As I was planning the installation I realized that I wanted at least some of the cameras outside where they would be in the weather. Of course my friend only had indoor cameras. I needed camera housings that were..... 1. inexpensive (the regular housings were more than a hundred bucks more than the camera) and 2. the correct shape (take a look at the picture) . I did what anyone who visits this page would do...I went to my junk box an made a square peg fit into a round hole for the betterment of all humanity. (I have been looking for a way to fit that phrase in)
I began tinkering as a way to make something that is no longer useful, useful again. That is the green component. Taking trash and making something relevant. I thought, if I could save a bunch of money as well, so much the better. All said, this project saved me in upwards of 500 euros which is as green as it gets.
I had thought of running everything on solar power, but that requires solar panels which are not free. We are saving money, remember. Perhaps when another friend of mine has a surplus of solar panels and batteries........
Step 1: The Stuff
A few other things you will need:
- #1 & #2 Phillips head screwdriver
- a sturdy pair of side wire cutters
- electrical tape
- soldering iron and solder (optional)
- RJ45 crimping tool (only a few bucks at Radio Shack)
- RJ45 connectors (cheap)
The project took me all afternoon for the first one. The next three took me about 20 min. The build is really not that complicated. If you can install a light fixture, this wont be a problem.
I should also mention that neither I nor this website is responsible if you break, burn, electrocute, stab, cut or otherwise mangle yourself or your project.
Step 2: Disasembly
In the second picture below the bulb support, three screws have to be removed. This will free a large plastic bell shape and the outer metal covering. Moving the two bell coverings reveal a rubber seal and a decorative cup spacer. Up inside this cup are yet another two screws to remove.
Between these last two screws is a rather narrow hole. I didn't think their was enough space to widen it. I took it off to make it easier to pass the cabling. I replaced it in step 5.
Step 3: Preping the Tube
At the very end of the tube is a large decorative finial. (see photo) This finial is a large nut that unscrews. I had to use a pair of pliers on one, but the others came off with just my hand(and my grip of steel) With this removed, the tube slides out of the mounting arms.
Step 4: Making the Hole Bigger
You do have to be careful not to cut the portion where the screw from the mounting arm will tighten. Once cut,(see photo)you have to file or grind the edges till the mounting arms can slide over the hole again.
Now you can replace the mounting arms and finial. Don't forget to tighten the screws that hold the arms to the tube.

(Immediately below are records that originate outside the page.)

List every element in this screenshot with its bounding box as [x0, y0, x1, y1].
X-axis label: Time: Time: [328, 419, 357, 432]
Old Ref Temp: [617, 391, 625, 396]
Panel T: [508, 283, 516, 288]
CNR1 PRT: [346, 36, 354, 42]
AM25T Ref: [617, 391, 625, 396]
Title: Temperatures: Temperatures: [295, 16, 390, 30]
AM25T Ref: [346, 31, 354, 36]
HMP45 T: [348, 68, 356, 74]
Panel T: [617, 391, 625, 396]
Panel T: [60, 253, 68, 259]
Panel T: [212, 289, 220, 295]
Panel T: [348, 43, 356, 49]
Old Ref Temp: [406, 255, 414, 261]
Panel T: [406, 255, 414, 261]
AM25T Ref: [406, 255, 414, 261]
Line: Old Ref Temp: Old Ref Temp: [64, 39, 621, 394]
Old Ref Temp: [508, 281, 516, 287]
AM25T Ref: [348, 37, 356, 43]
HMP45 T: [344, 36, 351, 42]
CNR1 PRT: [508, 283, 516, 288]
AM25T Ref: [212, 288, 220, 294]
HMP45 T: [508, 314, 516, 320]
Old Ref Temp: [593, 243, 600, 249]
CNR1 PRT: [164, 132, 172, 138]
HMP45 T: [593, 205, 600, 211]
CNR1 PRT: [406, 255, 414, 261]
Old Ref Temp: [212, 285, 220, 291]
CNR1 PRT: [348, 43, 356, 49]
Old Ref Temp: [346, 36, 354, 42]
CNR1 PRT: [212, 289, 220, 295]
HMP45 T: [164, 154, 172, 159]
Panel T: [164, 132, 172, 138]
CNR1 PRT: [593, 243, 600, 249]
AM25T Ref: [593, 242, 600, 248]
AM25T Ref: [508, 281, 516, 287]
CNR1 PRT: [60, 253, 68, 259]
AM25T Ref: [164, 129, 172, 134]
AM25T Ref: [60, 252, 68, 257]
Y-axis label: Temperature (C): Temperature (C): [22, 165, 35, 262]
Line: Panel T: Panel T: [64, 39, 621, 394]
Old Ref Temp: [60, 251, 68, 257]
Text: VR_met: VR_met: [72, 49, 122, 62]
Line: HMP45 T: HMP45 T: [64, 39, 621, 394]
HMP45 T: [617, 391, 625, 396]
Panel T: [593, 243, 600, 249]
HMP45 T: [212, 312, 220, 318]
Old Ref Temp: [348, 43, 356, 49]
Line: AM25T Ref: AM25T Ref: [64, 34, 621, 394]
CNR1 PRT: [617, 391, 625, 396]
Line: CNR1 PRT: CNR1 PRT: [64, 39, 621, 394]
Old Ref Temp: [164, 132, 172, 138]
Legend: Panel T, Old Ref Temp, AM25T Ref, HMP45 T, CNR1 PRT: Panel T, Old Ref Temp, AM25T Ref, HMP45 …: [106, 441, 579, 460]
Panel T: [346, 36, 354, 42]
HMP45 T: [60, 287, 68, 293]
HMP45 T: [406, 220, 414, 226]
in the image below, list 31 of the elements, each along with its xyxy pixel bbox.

Step 5: Threading the Wires
Step 6: Placing the Wire Connectors
1 Orange and White striped
3 Green and White striped
5 Blue and White striped
7 Brown and White striped
With the metal (usually gold color) contact crimping teeth on the RJ45 connector facing you,(the little plastic clip facing away from you) pin one (orange and white) is on your left.
Being careful not to cut the colored wires, trim about 3cm of the outer insulation off. It is best to get the wires in order and close to flat before going further. Once in order I like to cut aprox one half cm from the tips all at the same time. This leaves a nice even edge that helps ensure all the wires have contact with the teeth inside the RJ45.

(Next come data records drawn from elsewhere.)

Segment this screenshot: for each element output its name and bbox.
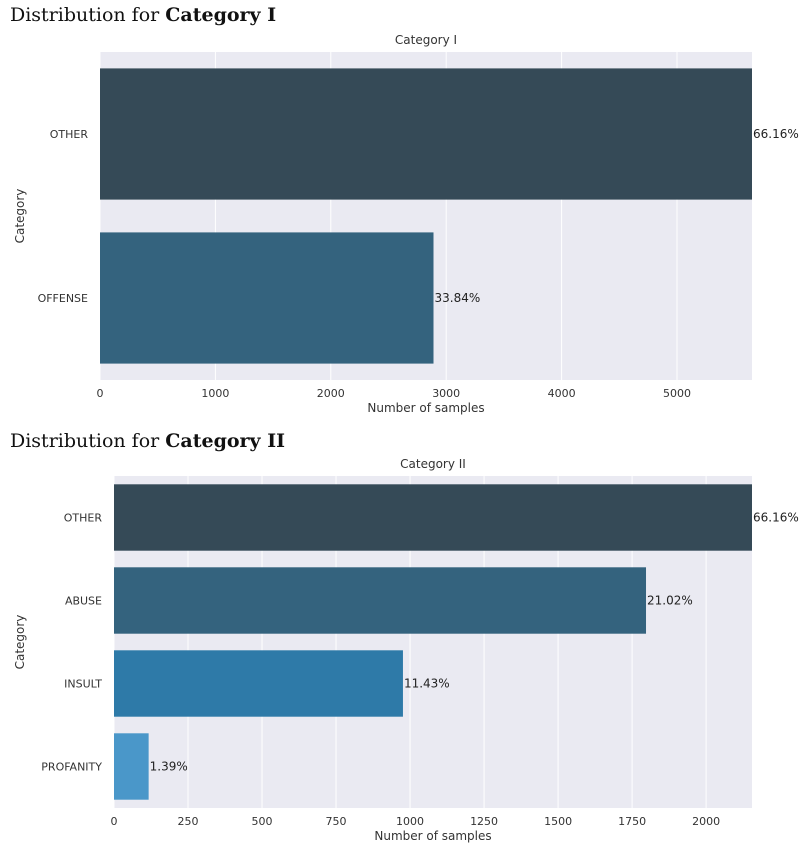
x-tick-label: 750: [326, 815, 347, 828]
x-tick-label: 250: [178, 815, 199, 828]
y-tick-label: PROFANITY: [41, 761, 102, 774]
x-axis-label: Number of samples: [367, 401, 484, 415]
heading-prefix: Distribution for: [10, 4, 166, 26]
bar: [100, 68, 752, 200]
x-tick-label: 1500: [544, 815, 572, 828]
y-tick-label: INSULT: [64, 678, 102, 691]
x-tick-label: 1000: [201, 387, 229, 400]
x-tick-label: 2000: [317, 387, 345, 400]
x-tick-label: 1000: [396, 815, 424, 828]
chart-category-1: Category I 0 1000 2000 3000 4000 5000 OTHER 66.1…: [13, 33, 799, 415]
y-tick-label: OTHER: [50, 128, 89, 141]
data-label: 1.39%: [150, 760, 188, 774]
data-label: 66.16%: [753, 511, 799, 525]
y-axis-label: Category: [13, 615, 27, 670]
heading-bold: Category II: [165, 430, 285, 452]
x-tick-label: 0: [111, 815, 118, 828]
chart-title: Category I: [395, 33, 457, 47]
x-tick-label: 500: [252, 815, 273, 828]
x-tick-label: 4000: [548, 387, 576, 400]
bar: [100, 232, 434, 364]
heading-prefix: Distribution for: [10, 430, 166, 452]
y-tick-label: OTHER: [64, 512, 103, 525]
section-heading-category-2: Distribution for Category II: [10, 430, 285, 452]
section-heading-category-1: Distribution for Category I: [10, 4, 276, 26]
data-label: 66.16%: [753, 127, 799, 141]
bar: [114, 567, 647, 634]
data-label: 33.84%: [435, 291, 481, 305]
bar: [114, 650, 403, 717]
chart-title: Category II: [400, 457, 466, 471]
data-label: 21.02%: [647, 594, 693, 608]
y-axis-label: Category: [13, 189, 27, 244]
x-axis-label: Number of samples: [374, 829, 491, 843]
x-tick-label: 0: [97, 387, 104, 400]
y-tick-label: ABUSE: [65, 595, 102, 608]
bar: [114, 484, 752, 551]
x-tick-label: 1750: [618, 815, 646, 828]
chart-category-2: Category II 0 250 500 750 1000 1250 1500 1750 200…: [13, 457, 799, 843]
y-tick-label: OFFENSE: [38, 292, 88, 305]
heading-bold: Category I: [165, 4, 277, 26]
x-tick-label: 1250: [470, 815, 498, 828]
x-tick-label: 5000: [663, 387, 691, 400]
data-label: 11.43%: [404, 677, 450, 691]
bar: [114, 733, 149, 800]
x-tick-label: 3000: [432, 387, 460, 400]
x-tick-label: 2000: [692, 815, 720, 828]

Now that the wires are in place you need to place the whole connector into the crimping tool, and squeeze firmly. Both sides of this wire need the exact same order. Don't reverse the order. A female adapter can be used to make this longer after the build.
Step 7: Fitting the Power Adapter
In step 5 I mentioned in one of the pictures, trimming the wire reinforcement. That just means using a box cutter to cut off the ribs directly behind the camera connector. DON'T CUT THE WIRE. It would be bad and could lead to short outs.
Step 8: Mounting the Camera
In picture two of step two, I removed a silver metal plate from the lamp housing. I threaded the bolt through the silver plate adding a toothed washer and a nut so the whole thing wouldn't spin later.
Once the bolt is mounted on the plate you can mount the plate to the lamp housing.(exactly where you got it from) This leaves you with a stationary bolt threading pointing away from the lamp
The last picture shows the whole thing from the side. The first time I coated the plate in hot glue to insulate it. I later left that out. I don't think it is necessary.
Finally, screw the camera onto the stationary bolt. The RJ45, and power connector may now be connected to the camera. Take care before covering with the transparent dome that the dome does not pinch either cable.
Step 9: Finally Finished
On the whole this project was not complicated. It was very practical, and it allowed me to save quite a bit of money I was able to use fixtures that would have otherwise have gone to the trash. The cameras have been safe from rain and condensation, and don't make the property look like Fort Knox.
I am currently using 3 camera housings outside and two in indoor storerooms. Since making the housings I have noticed just how many types and styles of exterior lights could be adapted even easier than the ones I have shown here.